# Rabbit



## blowgunner62 (Nov 23, 2008)

I got my first (hopefully not last!) rabbit of the year the other day. Put one shot right under the ear with my Gamo Hunter 220 and Crosman Premier HPs. It flipped up in the air and then lay still, not to take another breath again. It is to date the biggest cottontail that I've ever seen.


----------



## spentwings (Apr 25, 2007)

Congrats...but we want pictures....we want pictures.


----------



## blowgunner62 (Nov 23, 2008)

Well, unfortunately I didn't have my camera with at the time. I can show you a picture of the frozen meat, though!


----------



## blowgunner62 (Nov 23, 2008)

Looks like I'm going to be able to go rabbit hunting next Saturday. Hopefully I'll get some pics, and maybe I'll try to get it on video.

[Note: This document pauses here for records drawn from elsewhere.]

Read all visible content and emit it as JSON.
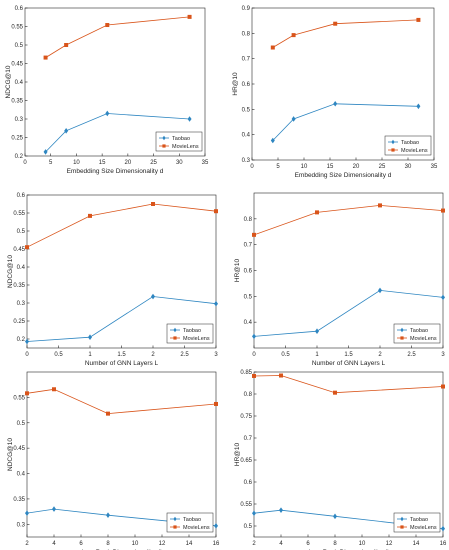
{
  "colors": {
    "taobao": "#2E86C1",
    "movielens": "#D9541A",
    "axis": "#262626",
    "background": "#ffffff"
  },
  "chart_data": [
    {
      "type": "line",
      "xlabel": "Embedding Size Dimensionality d",
      "ylabel": "NDCG@10",
      "xlim": [
        0,
        35
      ],
      "ylim": [
        0.2,
        0.6
      ],
      "xticks": [
        0,
        5,
        10,
        15,
        20,
        25,
        30,
        35
      ],
      "yticks": [
        0.2,
        0.25,
        0.3,
        0.35,
        0.4,
        0.45,
        0.5,
        0.55,
        0.6
      ],
      "x": [
        4,
        8,
        16,
        32
      ],
      "legend_position": "bottom-right",
      "series": [
        {
          "name": "Taobao",
          "values": [
            0.211,
            0.268,
            0.315,
            0.3
          ]
        },
        {
          "name": "MovieLens",
          "values": [
            0.466,
            0.5,
            0.554,
            0.576
          ]
        }
      ]
    },
    {
      "type": "line",
      "xlabel": "Embedding Size Dimensionality d",
      "ylabel": "HR@10",
      "xlim": [
        0,
        35
      ],
      "ylim": [
        0.3,
        0.9
      ],
      "xticks": [
        0,
        5,
        10,
        15,
        20,
        25,
        30,
        35
      ],
      "yticks": [
        0.3,
        0.4,
        0.5,
        0.6,
        0.7,
        0.8,
        0.9
      ],
      "x": [
        4,
        8,
        16,
        32
      ],
      "legend_position": "bottom-right",
      "series": [
        {
          "name": "Taobao",
          "values": [
            0.377,
            0.462,
            0.522,
            0.512
          ]
        },
        {
          "name": "MovieLens",
          "values": [
            0.744,
            0.793,
            0.838,
            0.853
          ]
        }
      ]
    },
    {
      "type": "line",
      "xlabel": "Number of GNN Layers L",
      "ylabel": "NDCG@10",
      "xlim": [
        0,
        3
      ],
      "ylim": [
        0.175,
        0.6
      ],
      "xticks": [
        0,
        0.5,
        1,
        1.5,
        2,
        2.5,
        3
      ],
      "yticks": [
        0.2,
        0.25,
        0.3,
        0.35,
        0.4,
        0.45,
        0.5,
        0.55,
        0.6
      ],
      "x": [
        0,
        1,
        2,
        3
      ],
      "legend_position": "bottom-right",
      "series": [
        {
          "name": "Taobao",
          "values": [
            0.193,
            0.205,
            0.318,
            0.298
          ]
        },
        {
          "name": "MovieLens",
          "values": [
            0.455,
            0.542,
            0.575,
            0.555
          ]
        }
      ]
    },
    {
      "type": "line",
      "xlabel": "Number of GNN Layers L",
      "ylabel": "HR@10",
      "xlim": [
        0,
        3
      ],
      "ylim": [
        0.3,
        0.9
      ],
      "xticks": [
        0,
        0.5,
        1,
        1.5,
        2,
        2.5,
        3
      ],
      "yticks": [
        0.4,
        0.5,
        0.6,
        0.7,
        0.8
      ],
      "x": [
        0,
        1,
        2,
        3
      ],
      "legend_position": "bottom-right",
      "series": [
        {
          "name": "Taobao",
          "values": [
            0.345,
            0.365,
            0.523,
            0.496
          ]
        },
        {
          "name": "MovieLens",
          "values": [
            0.738,
            0.825,
            0.852,
            0.832
          ]
        }
      ]
    },
    {
      "type": "line",
      "xlabel": "Low-Rank Dimensionality d'",
      "ylabel": "NDCG@10",
      "xlim": [
        2,
        16
      ],
      "ylim": [
        0.275,
        0.6
      ],
      "xticks": [
        2,
        4,
        6,
        8,
        10,
        12,
        14,
        16
      ],
      "yticks": [
        0.3,
        0.35,
        0.4,
        0.45,
        0.5,
        0.55
      ],
      "x": [
        2,
        4,
        8,
        16
      ],
      "legend_position": "bottom-right",
      "series": [
        {
          "name": "Taobao",
          "values": [
            0.322,
            0.33,
            0.318,
            0.297
          ]
        },
        {
          "name": "MovieLens",
          "values": [
            0.558,
            0.566,
            0.518,
            0.537
          ]
        }
      ]
    },
    {
      "type": "line",
      "xlabel": "Low-Rank Dimensionality d'",
      "ylabel": "HR@10",
      "xlim": [
        2,
        16
      ],
      "ylim": [
        0.475,
        0.85
      ],
      "xticks": [
        2,
        4,
        6,
        8,
        10,
        12,
        14,
        16
      ],
      "yticks": [
        0.5,
        0.55,
        0.6,
        0.65,
        0.7,
        0.75,
        0.8,
        0.85
      ],
      "x": [
        2,
        4,
        8,
        16
      ],
      "legend_position": "bottom-right",
      "series": [
        {
          "name": "Taobao",
          "values": [
            0.529,
            0.536,
            0.522,
            0.494
          ]
        },
        {
          "name": "MovieLens",
          "values": [
            0.841,
            0.842,
            0.803,
            0.817
          ]
        }
      ]
    }
  ]
}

Can you post video to the forum?


----------



## spentwings (Apr 25, 2007)

Probably have to go via the YouTube route and give a link.
You could use Photobucket and do a sideshow... they're kinda neat.


----------



## blowgunner62 (Nov 23, 2008)

Bummer. I don't have a You Tube account and don't want to get one. I can't seem to get video on my hunting website, or else I'd just put it there.


----------